Quando o terrorista financeiro compra ou vende converte em irreal o trabalho genuíno dos milhares ou milhões de pessoas que antes de irem trabalhar deixaram na creche pública, onde estas ainda existem, os filhos, também eles produto de consumo desse exército de cabrões protegidos pelos governos de meio mundo mas sobreprotegidos, desde logo, por essa coisa a que chamamos Europa ou União Europeia ou, em linguagem simplificada, Alemanha, para cujos cofres estão a ser desviados neste preciso momento, enquanto lê estas linhas, milhares de milhões de euros que estavam nos nossos.

E não são desviados num movimento racional, justo ou legítimo, são-no num movimento especulativo promovido por Merkel com a cumplicidade de todos os governos da chamada zona euro. Você e eu, com o nosso estado febril, os nossos filhos sem creche ou sem trabalho, o nosso pai doente e sem ajudas, com os nossos sofrimentos morais ou as nossas alegrias sentimentais, você e eu já fomos coisificados por Draghi, por Lagarde, por Merkel, já não temos as qualidades humanas que nos tornam dignos da empatia dos nossos semelhantes.

Somos simples mercadoria que pode ser expulsa do lar de idosos, do hospital, da escola pública, tornámo-nos algo desprezível, como esse pobre tipo a quem o terrorista, por antonomásia, está prestes a dar um tiro na nuca em nome de Deus ou da pátria.

A você e a mim estão a pôr nos carris do comboio uma bomba diária chamada prémio de risco, por exemplo, ou juros a sete anos, em nome da economia financeira. Avançamos com rupturas diárias, massacres diários, e há autores materiais desses atentados e responsáveis intelectuais dessas acções terroristas que passam impunes entre outras razões porque os terroristas vão a eleições e até ganham, e porque há atrás deles importantes grupos mediáticos que legitimam os movimentos especulativos de que somos vítimas.

A economia financeira, se a estamos a perceber, significa que quem te comprou aquela colheita inexistente era um cabrão com os documentos certos. Terias tu liberdade para não vender? De forma alguma. Tê-la-ia comprado ao teu vizinho ou ao vizinho deste. A actividade principal da economia financeira consiste em alterar o preço das coisas, crime proibido quando acontece em pequena escala, mas encorajado pelas autoridades quando os valores são tamanhos que transbordam dos gráficos.

Aqui se modifica o preço das nossas vidas todos os dias sem que ninguém resolva o problema, ou pior, enviando as autoridades para cima de quem tenta fazê-lo. E, haja Deus, as autoridades empenham-se a fundo para proteger esse filho da puta que lhe vendeu, recorrendo a um esquema legalmente permitido, um produto financeiro, ou seja, um objecto irreal no qual você investiu, na melhor das hipóteses, toda a poupança real da sua vida.

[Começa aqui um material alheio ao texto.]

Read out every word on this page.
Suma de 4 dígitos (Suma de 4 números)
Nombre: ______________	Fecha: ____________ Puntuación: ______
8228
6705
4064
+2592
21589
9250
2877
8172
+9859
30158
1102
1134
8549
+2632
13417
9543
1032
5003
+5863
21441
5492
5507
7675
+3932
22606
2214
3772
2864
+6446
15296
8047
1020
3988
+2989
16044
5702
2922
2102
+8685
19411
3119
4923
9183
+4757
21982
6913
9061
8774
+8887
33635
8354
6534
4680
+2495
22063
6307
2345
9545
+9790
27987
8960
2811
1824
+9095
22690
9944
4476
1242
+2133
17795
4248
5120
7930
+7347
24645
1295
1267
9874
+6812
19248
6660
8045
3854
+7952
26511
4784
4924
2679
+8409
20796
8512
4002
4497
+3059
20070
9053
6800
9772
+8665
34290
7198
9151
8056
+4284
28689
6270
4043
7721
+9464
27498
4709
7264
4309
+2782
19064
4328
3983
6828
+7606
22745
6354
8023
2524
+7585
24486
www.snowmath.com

Vendeu-lhe fumaça, o grande porco, apoiado pelas leis do Estado que são as leis da economia financeira, já que estão ao seu serviço.

Na economia real para que uma alface nasça há que semeá-la e cuidar dela e dar-lhe o tempo necessário para se desenvolver. Depois é preciso colhê-la, claro, e embalar e distribuir e facturar a 30, 60 ou 90 dias. Uma quantidade imensa de tempo e de energia para obter uns cêntimos que terás de dividir com o Estado, através dos impostos, para pagar os serviços comuns que agora nos são retirados porque a economia financeira tropeçou e há que tirá-la do buraco.

A economia financeira não se contenta com a mais-valia do capitalismo clássico, precisa também do nosso sangue e está nele, por isso brinca com a nossa saúde pública e com a nossa educação e com a nossa justiça da mesma forma que um terrorista doentio, passo a redundância, brinca enfiando o cano da sua pistola no cu do sequestrado.
Há já quatro anos que nos metem esse cano pelo cu acima. E com a cumplicidade dos nossos.



                                               Texto de Juan José Millás 
Publicado no jornal "El País" a 15 de Agosto 2012.